Libya Stabilization Conference tackles December elections

After more than a decade; Libya’s capital Tripoli is hosting the first international conference on its years-long crisis, after the Libyan crisis file was presented to several Arab and international discussion tables, which contributed to laying the building blocks of political understandings following a complicated process, and put the country on the verge of expected presidential and parliamentary elections.

Libya Stabilization Conference brings together representatives of 27 countries and representatives of the League of Arab States, the African Union, the European Union, in addition to the United Nations, in response to the invitation of the Libyan government.

The most important main objectives of this conference are the security and economic aspects, which the Minister of Foreign Affairs and International Cooperation, Najla Al-Mangoush, anticipated, during a televised speech to Libyans, in which she enumerated a number of other aspects that the Libya Stabilization Conference aims at.

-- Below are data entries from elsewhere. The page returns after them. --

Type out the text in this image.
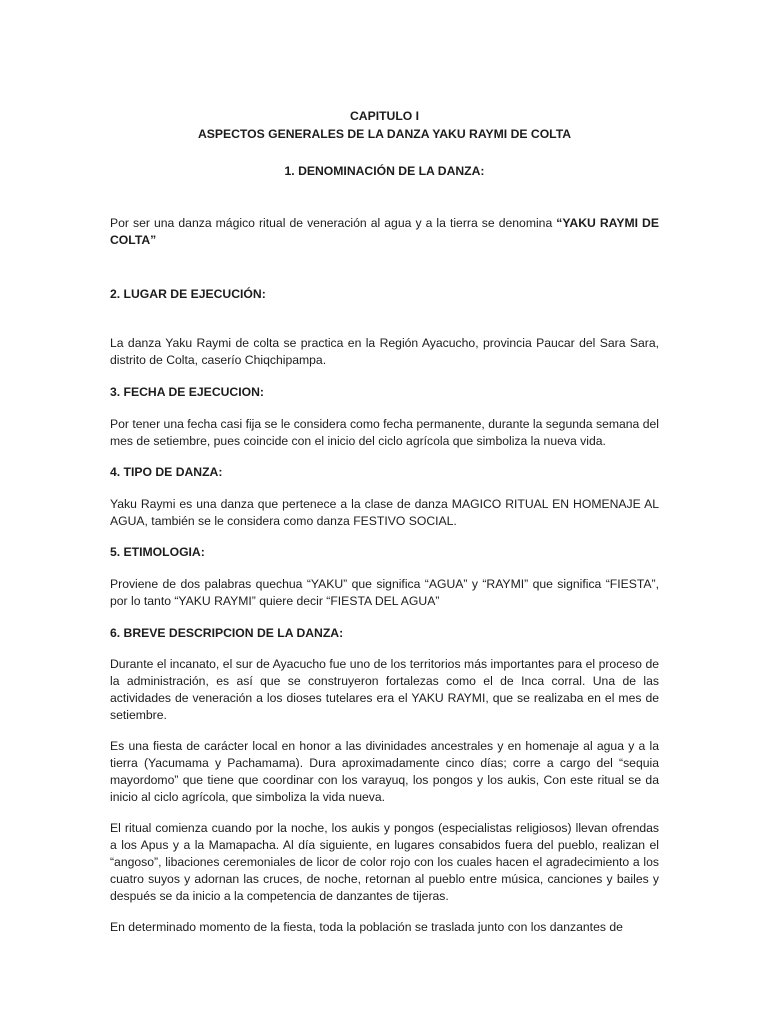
CAPITULO I

ASPECTOS GENERALES DE LA DANZA YAKU RAYMI DE COLTA

1. DENOMINACIÓN DE LA DANZA:

Por ser una danza mágico ritual de veneración al agua y a la tierra se denomina “YAKU RAYMI DE COLTA”

2. LUGAR DE EJECUCIÓN:

La danza Yaku Raymi de colta se practica en la Región Ayacucho, provincia Paucar del Sara Sara, distrito de Colta, caserío Chiqchipampa.

3. FECHA DE EJECUCION:

Por tener una fecha casi fija se le considera como fecha permanente, durante la segunda semana del mes de setiembre, pues coincide con el inicio del ciclo agrícola que simboliza la nueva vida.

4. TIPO DE DANZA:

Yaku Raymi es una danza que pertenece a la clase de danza MAGICO RITUAL EN HOMENAJE AL AGUA, también se le considera como danza FESTIVO SOCIAL.

5. ETIMOLOGIA:

Proviene de dos palabras quechua “YAKU” que significa “AGUA” y “RAYMI” que significa “FIESTA”, por lo tanto “YAKU RAYMI” quiere decir “FIESTA DEL AGUA”

6. BREVE DESCRIPCION DE LA DANZA:

Durante el incanato, el sur de Ayacucho fue uno de los territorios más importantes para el proceso de la administración, es así que se construyeron fortalezas como el de Inca corral. Una de las actividades de veneración a los dioses tutelares era el YAKU RAYMI, que se realizaba en el mes de setiembre.

Es una fiesta de carácter local en honor a las divinidades ancestrales y en homenaje al agua y a la tierra (Yacumama y Pachamama). Dura aproximadamente cinco días; corre a cargo del “sequia mayordomo” que tiene que coordinar con los varayuq, los pongos y los aukis, Con este ritual se da inicio al ciclo agrícola, que simboliza la vida nueva.

El ritual comienza cuando por la noche, los aukis y pongos (especialistas religiosos) llevan ofrendas a los Apus y a la Mamapacha. Al día siguiente, en lugares consabidos fuera del pueblo, realizan el “angoso”, libaciones ceremoniales de licor de color rojo con los cuales hacen el agradecimiento a los cuatro suyos y adornan las cruces, de noche, retornan al pueblo entre música, canciones y bailes y después se da inicio a la competencia de danzantes de tijeras.

En determinado momento de la fiesta, toda la población se traslada junto con los danzantes de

The aims include providing international support for the holding of the Libyan elections on their scheduled date on December 24th, and ensuring the optimal implementation of Security Council resolutions 2570 and 2571 and the Berlin Conferences 1 and 2, in addition to providing political and technical support for adherence to the ceasefire and to support the outcomes of the “5 + 5” Joint Military Commission.

However, the file of removing mercenaries and foreign forces, which the initiative aims to tackle as part of the reliable efforts for political and security stability in Libya, is still a point of contention between influential people in the Libyan political scene.

Several countries spare no effort in calling for political stability in Libya, but intention alone is not enough. It must be realistically embodied and translated, which seems difficult due to the conflict of international interests on the Libyan arena, which has become a scene of long-term foreign interventions.

Libyans are looking forward to holding the December elections on time, hoping that they will put an end to the state of division and war that dominates the Libyan political scene, as well as ending the leverage of the political bodies that have been at the forefront of the scene for years, whose struggle, more than once, has resulted in wars and disputes that have strained the Libyan economy, and dispersed international efforts.